Nevertheless and soil erosion is an appreciable problem in some Alpine pastures of the park due to overgrazing in a transhumance system, fuelwood collection and periglacial processes.
There are also variations in the temporal and spatial patterns of deforestation in the Indian Himalaya; in Uttar Pradesh, for example, Tejwani (1987a) reports that forest losses have been extensive and that much of what remains is degraded.
In the Dehra Dun Valley some 16 per cent of the forest cover has disappeared during the last 100 years (J F Richards 1987).
Moreover, Tucker (1987) has pointed out that the first period of large-scale deforestation in northern India occurred in the 1850s and 1860s as the British colonisation of India gained momentum and railways were constructed to gain access to the upper Ganges and Indus plains.
Not only is the extent of deforestation variable but the reasons why it is occurring also vary from region to region.
Mahat et al.(1986a, b, 1987a, b) believe that in the Middle Mountain region of Nepal the loss of forest is due mainly to the increased requirements for arable land rather than to the need for fuelwood.

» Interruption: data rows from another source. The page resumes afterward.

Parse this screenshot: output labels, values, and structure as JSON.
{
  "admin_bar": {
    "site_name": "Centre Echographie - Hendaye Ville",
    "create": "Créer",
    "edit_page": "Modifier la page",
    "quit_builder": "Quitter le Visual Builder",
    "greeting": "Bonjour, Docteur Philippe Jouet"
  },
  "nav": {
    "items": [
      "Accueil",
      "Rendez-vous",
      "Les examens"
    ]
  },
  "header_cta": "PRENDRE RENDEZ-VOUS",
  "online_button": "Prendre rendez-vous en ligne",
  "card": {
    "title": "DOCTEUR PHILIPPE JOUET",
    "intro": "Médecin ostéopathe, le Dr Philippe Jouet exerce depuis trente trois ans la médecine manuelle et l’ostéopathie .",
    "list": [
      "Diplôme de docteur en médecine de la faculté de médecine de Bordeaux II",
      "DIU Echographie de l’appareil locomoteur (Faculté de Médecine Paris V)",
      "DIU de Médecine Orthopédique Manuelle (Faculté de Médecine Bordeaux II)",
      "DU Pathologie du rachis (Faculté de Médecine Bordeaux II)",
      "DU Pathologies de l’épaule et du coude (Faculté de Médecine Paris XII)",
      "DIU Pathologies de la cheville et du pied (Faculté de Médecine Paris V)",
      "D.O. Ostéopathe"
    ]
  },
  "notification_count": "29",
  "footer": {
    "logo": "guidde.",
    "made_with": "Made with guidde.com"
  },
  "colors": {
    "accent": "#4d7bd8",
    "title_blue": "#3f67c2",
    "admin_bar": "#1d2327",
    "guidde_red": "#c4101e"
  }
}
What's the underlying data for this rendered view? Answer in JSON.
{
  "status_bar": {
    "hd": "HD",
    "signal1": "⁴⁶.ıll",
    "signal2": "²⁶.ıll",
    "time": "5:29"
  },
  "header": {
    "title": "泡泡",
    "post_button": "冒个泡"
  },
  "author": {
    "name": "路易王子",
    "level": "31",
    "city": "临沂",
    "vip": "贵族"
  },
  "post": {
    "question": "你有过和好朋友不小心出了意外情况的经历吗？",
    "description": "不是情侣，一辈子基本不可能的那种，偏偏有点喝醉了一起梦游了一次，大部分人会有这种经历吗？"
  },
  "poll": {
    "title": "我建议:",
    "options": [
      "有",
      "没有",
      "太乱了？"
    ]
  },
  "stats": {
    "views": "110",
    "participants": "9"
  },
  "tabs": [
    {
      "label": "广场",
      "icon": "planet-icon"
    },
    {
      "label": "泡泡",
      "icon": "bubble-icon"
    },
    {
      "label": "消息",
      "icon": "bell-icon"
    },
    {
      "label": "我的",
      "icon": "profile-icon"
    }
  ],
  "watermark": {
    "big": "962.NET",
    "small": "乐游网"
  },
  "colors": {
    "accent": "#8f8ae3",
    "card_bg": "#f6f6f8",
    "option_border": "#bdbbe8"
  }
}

As Ives (1987) comments, findings such as these have important implications for the formulation of mitigating plans; the introduction of more efficient wood-burning stoves, for example, while reducing the need for fuelwood does not provide a substitute for arable land.
In fact, Hrabovszky and Miyan (1987) advocate land-use intensification rather than clearance of new land as the most effective way to increase food production in the Nepal Himalaya.
This and they argue, could be achieved, at least partially, by increasing the area of irrigated land especially in the Terai plains of southern Nepal.